Carol Waller, traveller at the Sheepcote Valley site, oral history recording, OH000110
   
The 1980s saw the rise of what became known in the media as the New Age Travelling community. Often ideologically motivated, travellers were anti-authoritarian and anti-establishment, believing in a more simple and communal way of life outside of mainstream consumer society.

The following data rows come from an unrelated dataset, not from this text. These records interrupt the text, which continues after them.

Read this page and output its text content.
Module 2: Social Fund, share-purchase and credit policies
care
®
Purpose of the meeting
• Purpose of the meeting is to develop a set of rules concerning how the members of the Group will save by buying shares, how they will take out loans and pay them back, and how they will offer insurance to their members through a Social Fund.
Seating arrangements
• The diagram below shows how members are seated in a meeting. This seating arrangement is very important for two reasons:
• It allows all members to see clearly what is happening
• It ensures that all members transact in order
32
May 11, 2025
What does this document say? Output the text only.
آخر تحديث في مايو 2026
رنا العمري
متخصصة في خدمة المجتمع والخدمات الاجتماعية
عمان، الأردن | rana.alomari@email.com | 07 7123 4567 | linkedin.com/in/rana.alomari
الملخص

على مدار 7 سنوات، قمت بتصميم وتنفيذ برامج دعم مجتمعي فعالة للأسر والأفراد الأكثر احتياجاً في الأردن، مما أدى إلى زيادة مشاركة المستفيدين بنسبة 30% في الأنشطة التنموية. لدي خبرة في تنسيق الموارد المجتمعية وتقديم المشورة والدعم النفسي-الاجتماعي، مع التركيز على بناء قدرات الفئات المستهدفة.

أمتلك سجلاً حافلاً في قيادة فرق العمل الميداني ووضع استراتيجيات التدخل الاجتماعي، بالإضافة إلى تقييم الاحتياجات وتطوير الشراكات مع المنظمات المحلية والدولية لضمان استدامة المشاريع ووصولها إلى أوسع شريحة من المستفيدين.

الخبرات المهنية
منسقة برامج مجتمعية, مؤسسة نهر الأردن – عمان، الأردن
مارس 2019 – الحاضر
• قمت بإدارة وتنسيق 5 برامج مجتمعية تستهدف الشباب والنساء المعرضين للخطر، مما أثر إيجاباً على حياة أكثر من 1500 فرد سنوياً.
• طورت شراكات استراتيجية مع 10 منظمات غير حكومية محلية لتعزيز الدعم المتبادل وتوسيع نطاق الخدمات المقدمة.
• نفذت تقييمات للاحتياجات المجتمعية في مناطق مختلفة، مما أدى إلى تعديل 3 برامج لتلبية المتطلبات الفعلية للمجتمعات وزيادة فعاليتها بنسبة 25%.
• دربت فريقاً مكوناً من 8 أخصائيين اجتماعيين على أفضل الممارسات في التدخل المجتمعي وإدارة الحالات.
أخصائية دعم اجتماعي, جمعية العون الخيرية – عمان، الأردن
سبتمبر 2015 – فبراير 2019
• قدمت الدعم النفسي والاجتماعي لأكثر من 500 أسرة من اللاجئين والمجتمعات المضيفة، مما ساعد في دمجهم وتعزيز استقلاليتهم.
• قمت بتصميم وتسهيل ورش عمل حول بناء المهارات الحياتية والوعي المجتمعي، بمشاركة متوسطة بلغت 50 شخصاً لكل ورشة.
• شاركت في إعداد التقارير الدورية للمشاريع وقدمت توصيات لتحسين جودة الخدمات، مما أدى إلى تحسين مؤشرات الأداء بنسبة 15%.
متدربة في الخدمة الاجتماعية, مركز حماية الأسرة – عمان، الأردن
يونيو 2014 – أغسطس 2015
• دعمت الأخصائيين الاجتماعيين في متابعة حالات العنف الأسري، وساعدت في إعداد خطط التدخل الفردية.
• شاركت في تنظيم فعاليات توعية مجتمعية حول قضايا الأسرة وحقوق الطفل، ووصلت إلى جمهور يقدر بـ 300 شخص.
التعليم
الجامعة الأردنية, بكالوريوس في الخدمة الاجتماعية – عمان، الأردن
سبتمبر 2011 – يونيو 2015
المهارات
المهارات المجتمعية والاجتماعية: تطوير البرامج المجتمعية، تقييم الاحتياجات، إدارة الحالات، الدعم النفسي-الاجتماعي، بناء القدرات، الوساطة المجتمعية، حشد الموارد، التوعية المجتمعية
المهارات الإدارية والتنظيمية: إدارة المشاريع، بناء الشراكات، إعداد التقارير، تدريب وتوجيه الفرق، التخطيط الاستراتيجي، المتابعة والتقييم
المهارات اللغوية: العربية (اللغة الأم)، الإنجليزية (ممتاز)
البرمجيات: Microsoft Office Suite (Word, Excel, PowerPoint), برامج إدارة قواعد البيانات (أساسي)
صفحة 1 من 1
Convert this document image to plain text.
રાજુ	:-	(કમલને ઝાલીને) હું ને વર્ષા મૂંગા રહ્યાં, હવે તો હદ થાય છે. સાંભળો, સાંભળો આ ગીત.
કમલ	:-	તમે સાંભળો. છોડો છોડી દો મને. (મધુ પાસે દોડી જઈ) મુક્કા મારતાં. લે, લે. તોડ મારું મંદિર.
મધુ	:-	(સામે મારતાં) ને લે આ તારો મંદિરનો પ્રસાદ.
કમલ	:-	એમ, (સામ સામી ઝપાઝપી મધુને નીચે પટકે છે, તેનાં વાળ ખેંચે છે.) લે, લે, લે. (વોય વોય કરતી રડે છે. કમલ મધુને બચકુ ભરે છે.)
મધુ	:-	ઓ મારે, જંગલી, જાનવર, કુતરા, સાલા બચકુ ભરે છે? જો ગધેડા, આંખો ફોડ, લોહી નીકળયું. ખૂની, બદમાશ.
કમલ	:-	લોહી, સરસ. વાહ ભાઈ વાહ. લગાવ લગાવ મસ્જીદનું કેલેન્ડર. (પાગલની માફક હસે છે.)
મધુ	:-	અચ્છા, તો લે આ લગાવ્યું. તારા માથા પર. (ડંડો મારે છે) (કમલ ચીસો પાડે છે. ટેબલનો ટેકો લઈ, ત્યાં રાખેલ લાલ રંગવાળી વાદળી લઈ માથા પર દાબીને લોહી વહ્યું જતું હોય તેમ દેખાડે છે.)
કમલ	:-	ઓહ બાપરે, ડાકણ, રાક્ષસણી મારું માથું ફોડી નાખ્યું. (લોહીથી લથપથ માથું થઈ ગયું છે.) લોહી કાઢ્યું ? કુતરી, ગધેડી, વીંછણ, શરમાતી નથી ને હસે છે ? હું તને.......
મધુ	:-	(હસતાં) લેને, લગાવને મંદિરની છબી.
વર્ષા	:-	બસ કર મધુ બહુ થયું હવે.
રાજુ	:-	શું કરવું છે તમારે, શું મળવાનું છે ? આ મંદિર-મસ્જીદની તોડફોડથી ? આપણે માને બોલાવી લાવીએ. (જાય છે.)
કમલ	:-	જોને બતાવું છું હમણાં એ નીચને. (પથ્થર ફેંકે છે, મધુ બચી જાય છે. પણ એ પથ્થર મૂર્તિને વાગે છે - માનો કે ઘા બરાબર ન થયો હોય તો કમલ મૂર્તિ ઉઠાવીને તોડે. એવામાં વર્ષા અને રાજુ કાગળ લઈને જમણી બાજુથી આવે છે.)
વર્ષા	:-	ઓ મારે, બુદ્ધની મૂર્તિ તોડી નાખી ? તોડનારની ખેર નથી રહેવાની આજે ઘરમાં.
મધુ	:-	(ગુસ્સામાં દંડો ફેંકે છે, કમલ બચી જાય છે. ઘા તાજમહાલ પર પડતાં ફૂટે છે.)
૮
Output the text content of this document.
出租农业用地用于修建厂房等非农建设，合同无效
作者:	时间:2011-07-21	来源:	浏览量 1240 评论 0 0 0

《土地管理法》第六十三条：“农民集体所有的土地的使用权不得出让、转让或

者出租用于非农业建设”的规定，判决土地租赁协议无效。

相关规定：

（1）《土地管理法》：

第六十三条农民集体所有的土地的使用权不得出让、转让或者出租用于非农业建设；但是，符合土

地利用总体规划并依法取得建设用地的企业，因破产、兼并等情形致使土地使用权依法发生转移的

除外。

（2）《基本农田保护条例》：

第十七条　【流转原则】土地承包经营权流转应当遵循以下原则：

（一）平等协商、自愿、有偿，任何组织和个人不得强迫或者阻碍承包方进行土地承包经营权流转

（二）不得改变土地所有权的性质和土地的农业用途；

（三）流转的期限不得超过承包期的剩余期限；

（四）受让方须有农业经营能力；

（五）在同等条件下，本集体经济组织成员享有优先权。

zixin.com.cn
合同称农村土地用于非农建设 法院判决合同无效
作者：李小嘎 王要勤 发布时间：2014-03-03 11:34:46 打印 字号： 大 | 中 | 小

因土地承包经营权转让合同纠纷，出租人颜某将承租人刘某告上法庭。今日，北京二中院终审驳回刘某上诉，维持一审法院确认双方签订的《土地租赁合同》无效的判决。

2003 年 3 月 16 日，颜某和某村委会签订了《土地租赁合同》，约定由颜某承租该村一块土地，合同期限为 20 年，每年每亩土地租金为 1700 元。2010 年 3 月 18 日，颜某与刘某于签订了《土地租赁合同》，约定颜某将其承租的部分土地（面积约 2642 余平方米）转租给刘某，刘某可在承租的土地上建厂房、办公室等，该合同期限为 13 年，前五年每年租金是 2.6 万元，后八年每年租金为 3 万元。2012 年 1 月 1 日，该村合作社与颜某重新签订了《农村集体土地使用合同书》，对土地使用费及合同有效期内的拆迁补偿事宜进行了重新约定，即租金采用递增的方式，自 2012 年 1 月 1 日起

Part spiritual hippy and increasingly part Anarcho-Punk, travellers moved from festival to festival in the summer months, trying to live a more self-sufficient and environmentally friendly way of life. This was informed by anarchist and green politics and the squatter movement that had grown in popularity in the 1970s, and which was taken up by the Anarcho-Punk band Crass who become an important focus for younger would-be travellers in the early 1980s.


 

Jane and Corren on a traveller site in Brighton   Di on a Traveller site

 Jane and Corren on a Traveller site in Brighton 
 Di on a Traveller site

 
Converted buses, trucks and old caravans became the new homes for travellers. However, their unconventional way of life made them the focus for an increasingly hostile media, police force and Conservative government. This hostility culminated in the 'Battle of the Beanfield' in 1985, a confrontation between travellers and their vehicles trying to get to the Stonehenge Free Festival and an uncooperative police force.


The traveller outfit in Brighton Museum's Renegade collection has a strong punk influence, reflecting the interests of the wearer when she first started travelling in the mid 1980s.